Thank for your attention.


Footnotes:

  1. International Monetary Fund (2022), World Economic Outlook, October, p. 5.
  2. Article 127 of the Treaty on the Functioning of the European Union.
  3. Friedman, B. M. (2008), Why a Dual Mandate is Right for Monetary Policy, International Finance, Vol. 11, No. 2, pp. 153-165.
  4. Deutsche Bundesbank, The Eurosystem’s monetary policy strategy, Monthly Report, September 2021, p. 22.
  5. Dullien, S. and S. Tober (2022), IMK Inflationsmonitor, IMK Policy Brief Nr. 133, September.
  6.  https://www.srf.ch/news/wirtschaft/kampf-gegen-die-teuerung-us-oekonom-analysiert-die-muehen-der-notenbanken-mit-der-inflation (own translation).
  7. Powell, J. H. (2022), Monetary Policy and Price Stability, speech at the Jackson Hole Symposium, sponsored by the Federal Reserve Bank of Kansas City, Jackson Hole, Wyoming, 26 August.

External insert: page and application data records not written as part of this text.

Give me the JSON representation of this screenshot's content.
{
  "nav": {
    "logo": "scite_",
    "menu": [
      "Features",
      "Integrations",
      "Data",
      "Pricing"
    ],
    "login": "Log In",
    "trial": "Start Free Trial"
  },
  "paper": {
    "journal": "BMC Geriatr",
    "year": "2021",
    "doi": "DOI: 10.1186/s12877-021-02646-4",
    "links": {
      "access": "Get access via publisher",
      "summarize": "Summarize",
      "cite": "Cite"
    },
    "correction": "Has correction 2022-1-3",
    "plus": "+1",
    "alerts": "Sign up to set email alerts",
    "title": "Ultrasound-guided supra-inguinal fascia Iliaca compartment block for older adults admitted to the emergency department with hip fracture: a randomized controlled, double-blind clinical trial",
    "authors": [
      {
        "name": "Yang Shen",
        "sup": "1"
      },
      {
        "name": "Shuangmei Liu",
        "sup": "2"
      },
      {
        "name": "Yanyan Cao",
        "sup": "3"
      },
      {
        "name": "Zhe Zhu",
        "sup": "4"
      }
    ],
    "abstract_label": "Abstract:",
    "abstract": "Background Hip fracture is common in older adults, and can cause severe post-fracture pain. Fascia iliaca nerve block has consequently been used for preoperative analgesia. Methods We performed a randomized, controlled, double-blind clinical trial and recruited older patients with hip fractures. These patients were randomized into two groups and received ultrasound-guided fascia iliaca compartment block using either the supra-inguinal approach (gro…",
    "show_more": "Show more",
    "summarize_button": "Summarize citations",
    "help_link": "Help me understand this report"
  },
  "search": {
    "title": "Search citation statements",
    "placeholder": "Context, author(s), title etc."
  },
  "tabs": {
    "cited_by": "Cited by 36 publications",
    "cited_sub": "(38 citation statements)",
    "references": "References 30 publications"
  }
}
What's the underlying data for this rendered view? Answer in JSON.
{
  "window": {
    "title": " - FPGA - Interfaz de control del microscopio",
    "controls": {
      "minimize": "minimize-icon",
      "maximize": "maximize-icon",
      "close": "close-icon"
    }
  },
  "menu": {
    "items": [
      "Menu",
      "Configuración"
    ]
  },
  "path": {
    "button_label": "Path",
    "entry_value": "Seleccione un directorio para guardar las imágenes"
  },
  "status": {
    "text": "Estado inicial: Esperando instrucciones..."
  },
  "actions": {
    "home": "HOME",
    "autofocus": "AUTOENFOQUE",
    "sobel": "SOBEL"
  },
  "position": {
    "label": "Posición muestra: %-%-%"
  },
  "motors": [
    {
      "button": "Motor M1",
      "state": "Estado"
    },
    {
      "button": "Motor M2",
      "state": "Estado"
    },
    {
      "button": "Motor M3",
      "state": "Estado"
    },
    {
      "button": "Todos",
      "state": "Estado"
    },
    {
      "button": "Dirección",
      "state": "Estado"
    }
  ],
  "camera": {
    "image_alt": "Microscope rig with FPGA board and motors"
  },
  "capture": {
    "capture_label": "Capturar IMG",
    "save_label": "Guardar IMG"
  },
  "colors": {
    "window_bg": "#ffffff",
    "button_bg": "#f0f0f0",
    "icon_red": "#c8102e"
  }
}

  8. Mishkin, F. (2022), The Fed must avoid Volcker’s mistake on inflation, Financial Times, 14 September.
  9. Borio, C. (2022), Monetary policy: past, present and future, remarks at the Cato Institute’s 40th Annual Monetary Conference, 8 September.
  10. Christelis, D. et al. (2020), Trust in the central bank and inflation expectation, ECB Working Paper Series, No. 2375.
  11. Borio, C. (2020), Is inflation dead or hibernating? Speech at the Barclays 24th Annual Global Inflation Conference, 5 October.